Purpose of review
To analyze recent findings on antibiotic hypersensitivity reactions in children focusing on betalactams, with regard to clinical entities, antibiotics involved and diagnostic methods.
Betalactams are the most frequent cause of antibiotic hypersensitivity, more specifically amoxicillin alone or with clavulanic acid, with selective reactions to clavulanic acid also recently reported. Cephalosporins are the second most frequent group involved, especially in countries with high consumption. Other antibiotics such as sulphamides and macrolides although involved are less common. There are two types of reactions, immediate and nonimmediate, the latter being more frequent. Diagnosis is complex and is confirmed in less than 10% of children evaluated, twice as often in immediate than in nonimmediate reactions. Clinical history is often unreliable. Regarding other methods, skin testing and in-vitro methods can be useful for immediate reactions; however, most nonimmediate reactions need drug provocation tests for diagnosis.
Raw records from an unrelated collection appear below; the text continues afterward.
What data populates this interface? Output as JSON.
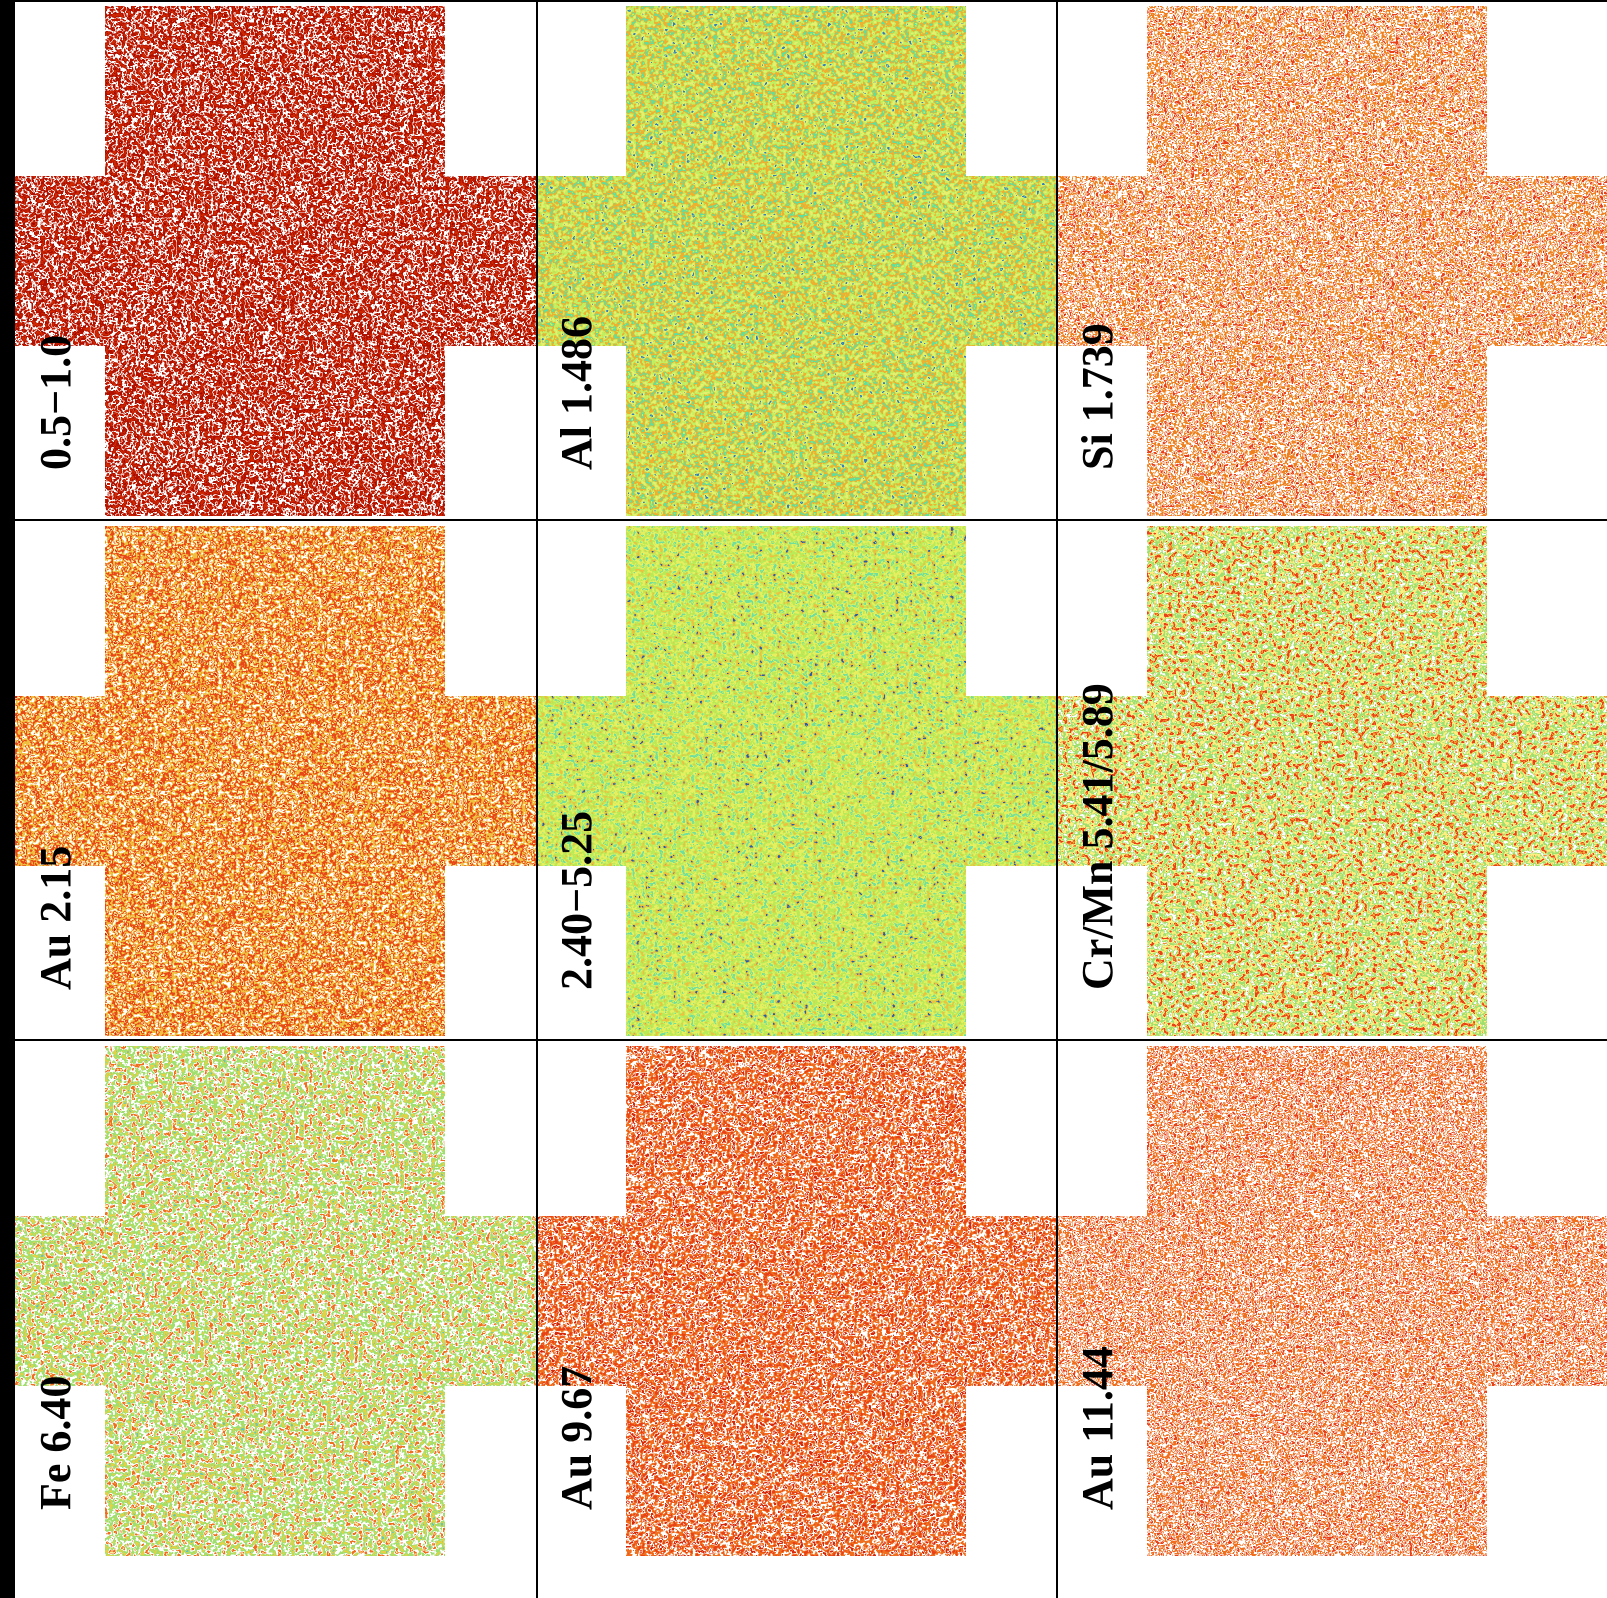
{
  "panels": [
    {
      "label": "0.5−1.0"
    },
    {
      "label": "Al 1.486"
    },
    {
      "label": "Si 1.739"
    },
    {
      "label": "Au 2.15"
    },
    {
      "label": "2.40−5.25"
    },
    {
      "label": "Cr/Mn 5.41/5.89"
    },
    {
      "label": "Fe 6.40"
    },
    {
      "label": "Au 9.67"
    },
    {
      "label": "Au 11.44"
    }
  ]
}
There are different degrees of cross-reactivity between penicillin and cephalosporins, with the side-chain being critical for determination.
Betalactams are the antibiotics most frequently involved in hypersensitivity reactions with amoxicillin being the main culprit drug. Immediate reactions, although less frequent, are more often confirmed, with skin testing still relevant for their diagnosis. Nonimmediate reactions are usually diagnosed by drug provocation test.